Time off would be followed by light workouts, practices, preseason games and, eventually, the real thing.
But that comparison wasn't quite right, and not only because of the unprecedented circumstances surrounding the NBA's attempted restart amid the global coronavirus pandemic.
Unlike September's pick-up games and October's Hawaiian training camp, which Leonard and Paul George could only watch from the sideline as they recovered from injuries, both All-Stars have declared themselves healthy since arriving in Orlando, Fla., in recent days.
At a time when teams are trying to get back to speed as quickly as possible, and protecting the health of star players never has been more precarious, any head start represents a boost.
"I feel good," Leonard said Monday, the first time he spoke to reporters since March. "Was able to work out, get strong and prepare for this moment now that we're in. It's about to be the first practice today, so I'm excited."
One of the foremost adherents to the "load management" strategy, Leonard has not played games on consecutive days since 2017 and had his minutes limited for long stretches this season while carefully monitoring what the NBA called an ongoing injury to his left patella tendon.
Asked whether Leonard's participation would be limited in the lead-up to the postseason, coach Doc Rivers said there were "no limits" on the player who has averaged 26.9 points, 7.3 rebounds and 5.0 assists this season.
"Kawhi is healthy for the most part," Rivers said. "That still doesn't mean that we don't want to maintain him and get him through the first eight games and get ready for the playoffs. We want to be smart about this. Not just for Kawhi, it's with everybody."
The Clippers won seven of their last eight games to move into second place in the Western Conference before the NBA shut down. Leonard called it "difficult" during the hiatus to maintain the rhythm the roster had.
Thanks to a lively group chat, however, staying connected to his teammates was easy. In late May, those conversations began touching on the Black Lives Matter movement that erupted following the death of George Floyd in Minneapolis.
"What's happened, what everybody has been seeing on the news, it's been like [that] for me," Leonard said. "I've been seeing those situations, so it's nothing new to me, and I'm still going to continue to help and educate people as well as my teammates. It doesn't matter if we have a statement on the back of our jersey, it's about doing the work."
Teammate Rodney McGruder said he will wear "peace" on the back of his jersey, one of 29 statements the NBA and the players' union approved.
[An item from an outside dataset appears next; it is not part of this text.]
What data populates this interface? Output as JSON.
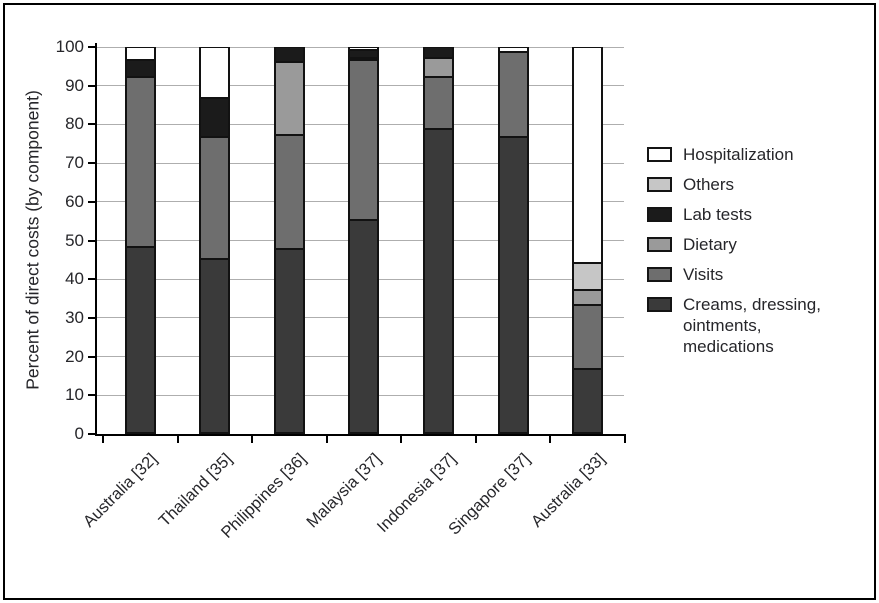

More prominent Monday was the smile McGruder wore when describing the atmosphere as more Clippers have arrived and cleared quarantine in recent days.
"The bubble has been — it's unique, but it's been pretty exciting though, for us," McGruder said. "Just to be together and build something right now."
In that sense, nothing has changed since the team gathered for the first time at the end of the offseason in September. Then as now, the Clippers say their focus is on building a title team.
Leonard, a two-time champion, dismissed the idea that an asterisk would be applied to the winner of the 2020 title.
"It's not like a regular NBA season, nobody's life is pretty much how they planned it to be at this point with the pandemic, so I mean, you take it for what it is," Leonard said. "Everybody is happy that a championship will be crowned this year, and if that's the 2020 championship, then we want it."